Compressive Video Sampling With Approximate Message Passing Decoding

In this paper, we apply compressed sensing (CS) to video compression. CS techniques exploit the observation that one needs much fewer random measurements than given by the Shannon-Nyquist sampling theory to recover an object if this object is compressible (i.e., sparse in the spatial domain or in a transform domain). In the CS framework, we can achieve sensing, compression, and denoising simultaneously. We propose a fast and simple online encoding by the application of pseudorandom downsampling of the 2-D fast Fourier transform to video frames. For offline decoding, we apply a modification of the recently proposed approximate message passing (AMP) algorithm. The AMP method has been derived using the statistical concept of "state evolution," and it has been shown to considerably accelerate the convergence rate in special CS-decoding applications.

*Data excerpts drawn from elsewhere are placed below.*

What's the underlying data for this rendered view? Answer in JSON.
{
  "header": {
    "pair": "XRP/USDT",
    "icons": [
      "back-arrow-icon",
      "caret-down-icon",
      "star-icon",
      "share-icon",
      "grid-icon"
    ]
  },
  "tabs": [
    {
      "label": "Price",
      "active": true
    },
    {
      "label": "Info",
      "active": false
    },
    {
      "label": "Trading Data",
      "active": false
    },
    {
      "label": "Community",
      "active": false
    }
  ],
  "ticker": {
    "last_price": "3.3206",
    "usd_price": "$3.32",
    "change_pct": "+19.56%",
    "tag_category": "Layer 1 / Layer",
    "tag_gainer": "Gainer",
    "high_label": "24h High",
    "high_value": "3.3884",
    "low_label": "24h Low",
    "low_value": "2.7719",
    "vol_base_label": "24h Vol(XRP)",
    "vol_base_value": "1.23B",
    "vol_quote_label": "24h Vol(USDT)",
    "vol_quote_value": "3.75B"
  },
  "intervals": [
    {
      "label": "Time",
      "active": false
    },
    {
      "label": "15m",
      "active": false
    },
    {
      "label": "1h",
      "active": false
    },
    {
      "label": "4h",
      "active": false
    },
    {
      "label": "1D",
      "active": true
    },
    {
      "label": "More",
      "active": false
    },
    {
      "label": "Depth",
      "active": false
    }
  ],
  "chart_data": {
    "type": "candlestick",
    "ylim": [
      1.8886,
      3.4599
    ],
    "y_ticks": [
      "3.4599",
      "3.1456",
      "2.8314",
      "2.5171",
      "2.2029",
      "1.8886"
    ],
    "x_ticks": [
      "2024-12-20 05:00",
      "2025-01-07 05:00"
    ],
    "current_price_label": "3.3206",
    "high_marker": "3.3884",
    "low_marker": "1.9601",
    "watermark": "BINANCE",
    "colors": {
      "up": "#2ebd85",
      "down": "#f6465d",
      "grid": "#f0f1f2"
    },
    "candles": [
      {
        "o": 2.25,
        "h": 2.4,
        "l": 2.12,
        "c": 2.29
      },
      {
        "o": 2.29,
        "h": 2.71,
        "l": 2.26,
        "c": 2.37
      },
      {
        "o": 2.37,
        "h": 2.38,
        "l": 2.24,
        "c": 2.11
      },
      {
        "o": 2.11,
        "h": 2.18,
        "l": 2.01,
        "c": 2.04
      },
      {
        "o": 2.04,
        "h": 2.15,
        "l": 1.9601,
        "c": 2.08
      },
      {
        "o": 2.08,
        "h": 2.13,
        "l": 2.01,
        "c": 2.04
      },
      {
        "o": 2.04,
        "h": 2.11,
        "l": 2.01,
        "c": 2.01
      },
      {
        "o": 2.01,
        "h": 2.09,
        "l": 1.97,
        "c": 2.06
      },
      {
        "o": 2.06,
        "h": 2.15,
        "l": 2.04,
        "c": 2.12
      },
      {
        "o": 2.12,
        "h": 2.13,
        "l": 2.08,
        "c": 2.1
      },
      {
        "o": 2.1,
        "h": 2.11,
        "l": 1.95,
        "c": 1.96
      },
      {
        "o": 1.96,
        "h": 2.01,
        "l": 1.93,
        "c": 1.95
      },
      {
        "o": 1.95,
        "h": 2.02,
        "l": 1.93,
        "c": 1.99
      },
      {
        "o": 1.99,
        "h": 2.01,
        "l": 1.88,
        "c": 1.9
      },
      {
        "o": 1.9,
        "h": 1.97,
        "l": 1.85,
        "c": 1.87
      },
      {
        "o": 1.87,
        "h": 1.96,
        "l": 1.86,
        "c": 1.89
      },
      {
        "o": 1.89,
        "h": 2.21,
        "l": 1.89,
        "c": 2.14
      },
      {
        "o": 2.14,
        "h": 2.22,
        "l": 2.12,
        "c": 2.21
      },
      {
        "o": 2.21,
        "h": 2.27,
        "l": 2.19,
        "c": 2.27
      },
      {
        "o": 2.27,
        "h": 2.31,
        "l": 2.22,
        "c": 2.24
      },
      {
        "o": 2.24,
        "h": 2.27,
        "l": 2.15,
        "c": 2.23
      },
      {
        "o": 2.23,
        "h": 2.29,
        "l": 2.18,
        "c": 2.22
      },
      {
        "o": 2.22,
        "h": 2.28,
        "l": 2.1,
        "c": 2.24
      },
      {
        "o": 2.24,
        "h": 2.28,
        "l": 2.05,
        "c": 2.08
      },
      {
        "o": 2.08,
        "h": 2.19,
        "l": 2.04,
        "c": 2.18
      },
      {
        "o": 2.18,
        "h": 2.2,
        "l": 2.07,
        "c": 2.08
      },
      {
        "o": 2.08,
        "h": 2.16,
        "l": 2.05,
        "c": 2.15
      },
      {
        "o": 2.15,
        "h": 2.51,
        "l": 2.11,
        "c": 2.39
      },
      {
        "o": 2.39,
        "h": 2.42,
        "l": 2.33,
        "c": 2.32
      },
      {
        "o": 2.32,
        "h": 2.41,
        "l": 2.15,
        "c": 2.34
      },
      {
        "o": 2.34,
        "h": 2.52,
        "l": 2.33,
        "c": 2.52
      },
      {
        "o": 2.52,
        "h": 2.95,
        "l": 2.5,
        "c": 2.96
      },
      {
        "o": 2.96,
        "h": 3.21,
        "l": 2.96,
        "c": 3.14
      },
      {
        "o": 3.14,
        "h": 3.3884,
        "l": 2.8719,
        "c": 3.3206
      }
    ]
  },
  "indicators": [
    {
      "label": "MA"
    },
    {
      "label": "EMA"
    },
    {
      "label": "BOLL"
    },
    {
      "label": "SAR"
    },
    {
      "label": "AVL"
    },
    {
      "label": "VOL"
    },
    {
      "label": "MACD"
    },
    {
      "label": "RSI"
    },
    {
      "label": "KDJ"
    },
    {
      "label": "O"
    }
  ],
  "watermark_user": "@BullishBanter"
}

We shall prove that the AMP method can be rewritten as a forward-backward splitting algorithm. This new representation enables us to give conditions that ensure convergence of the AMP method and to modify the algorithm in order to achieve higher robustness. The success of reconstruction methods for video decoding also essentially depends on the chosen transform, where sparsity of the video signals is assumed. We propose incorporating the 3-D dual-tree complex wavelet transform that possesses sufficiently good directional selectivity while being computationally less expensive and less redundant than other directional 3-D wavelet transforms.